Kelly, Jessica (2025) The industrialized designer: gender, identity and professionalisation in Britain and the United States, 1930-80. Journal of Design History (epaf02): epaf020. ISSN 1741-7279
This is a book review of: The industrialized designer: gender, identity and professionalisation in Britain and the United States, 1930-80 / by Leah Armstrong, (Manchester University Press, 2024).
In his talk at the 1971 Design Research Society Conference on the topic of design participation, Reyner Banham declared that "a professional is a problem-oriented man".

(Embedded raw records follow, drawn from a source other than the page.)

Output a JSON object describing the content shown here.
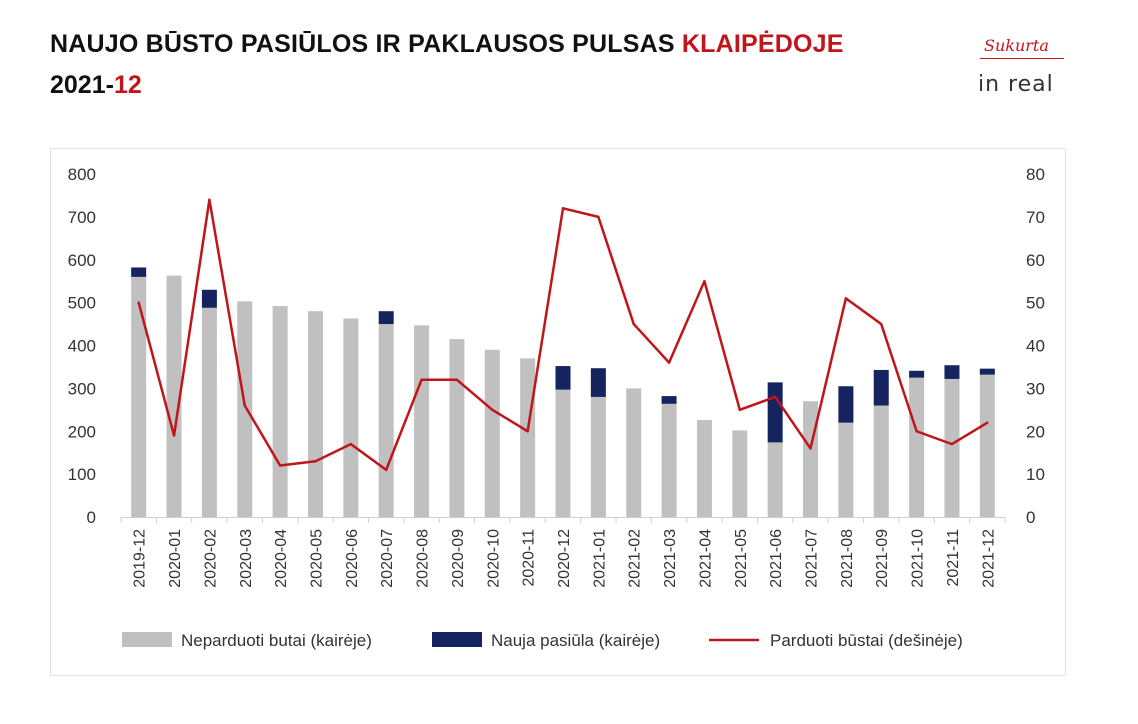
{
  "header": {
    "title_main": "NAUJO BŪSTO PASIŪLOS IR PAKLAUSOS PULSAS ",
    "title_accent": "KLAIPĖDOJE",
    "subtitle_main": "2021-",
    "subtitle_accent": "12"
  },
  "logo": {
    "top_text": "Sukurta",
    "brand_text": "in real"
  },
  "colors": {
    "unsold": "#c0c0c0",
    "new_supply": "#15235e",
    "sold_line": "#c0151b",
    "accent": "#c0151b"
  },
  "chart_data": {
    "type": "bar",
    "categories": [
      "2019-12",
      "2020-01",
      "2020-02",
      "2020-03",
      "2020-04",
      "2020-05",
      "2020-06",
      "2020-07",
      "2020-08",
      "2020-09",
      "2020-10",
      "2020-11",
      "2020-12",
      "2021-01",
      "2021-02",
      "2021-03",
      "2021-04",
      "2021-05",
      "2021-06",
      "2021-07",
      "2021-08",
      "2021-09",
      "2021-10",
      "2021-11",
      "2021-12"
    ],
    "series": [
      {
        "name": "Neparduoti butai (kairėje)",
        "type": "bar",
        "axis": "left",
        "values": [
          560,
          563,
          488,
          503,
          492,
          480,
          463,
          450,
          447,
          415,
          390,
          370,
          297,
          280,
          300,
          264,
          226,
          202,
          174,
          270,
          220,
          260,
          325,
          322,
          332
        ]
      },
      {
        "name": "Nauja pasiūla (kairėje)",
        "type": "bar-stacked",
        "axis": "left",
        "values": [
          22,
          0,
          42,
          0,
          0,
          0,
          0,
          30,
          0,
          0,
          0,
          0,
          55,
          67,
          0,
          18,
          0,
          0,
          140,
          0,
          85,
          83,
          16,
          32,
          14
        ]
      },
      {
        "name": "Parduoti būstai (dešinėje)",
        "type": "line",
        "axis": "right",
        "values": [
          50,
          19,
          74,
          26,
          12,
          13,
          17,
          11,
          32,
          32,
          25,
          20,
          72,
          70,
          45,
          36,
          55,
          25,
          28,
          16,
          51,
          45,
          20,
          17,
          22
        ]
      }
    ],
    "y_left": {
      "min": 0,
      "max": 800,
      "ticks": [
        "0",
        "100",
        "200",
        "300",
        "400",
        "500",
        "600",
        "700",
        "800"
      ]
    },
    "y_right": {
      "min": 0,
      "max": 80,
      "ticks": [
        "0",
        "10",
        "20",
        "30",
        "40",
        "50",
        "60",
        "70",
        "80"
      ]
    },
    "grid": false,
    "legend_position": "bottom"
  }
}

He went on to explain that the expertise through which professions were defined relied on the definitions of problems, meaning that professionals had a vested interest in maintaining those problems. Banham cast designers as problem makers rather than problem solvers. Leah Armstrong’s book opens with a related quote from Ivan Illich, who in 1977 declared that the age when people had problems and experts had solutions was over and the "illusion of professional omniscience and omnipotence" (page 1) was being called into question. The 1970s was the decade of the 'crisis of professionalism', captured in Banham and Illich’s polemics. Armstrong’s insightful book, structured over six thematic and broadly chronological chapters, traces how the design profession arrived at this moment of crisis. It asks how the ideas and practices of professionalisation in design were defined and disseminated in Britain and the United States throughout the middle decades of the twentieth century and why, ultimately, they were doomed to failure. This critical history, unpicks - through detailed archival research in professional organisations and private collections and oral histories - how the profession of designer came to be characterised and, crucially, gendered. There are also important reflections on how the legacy of this twentieth-century professionalisation continues to shape discourses in design and the role of the designer today.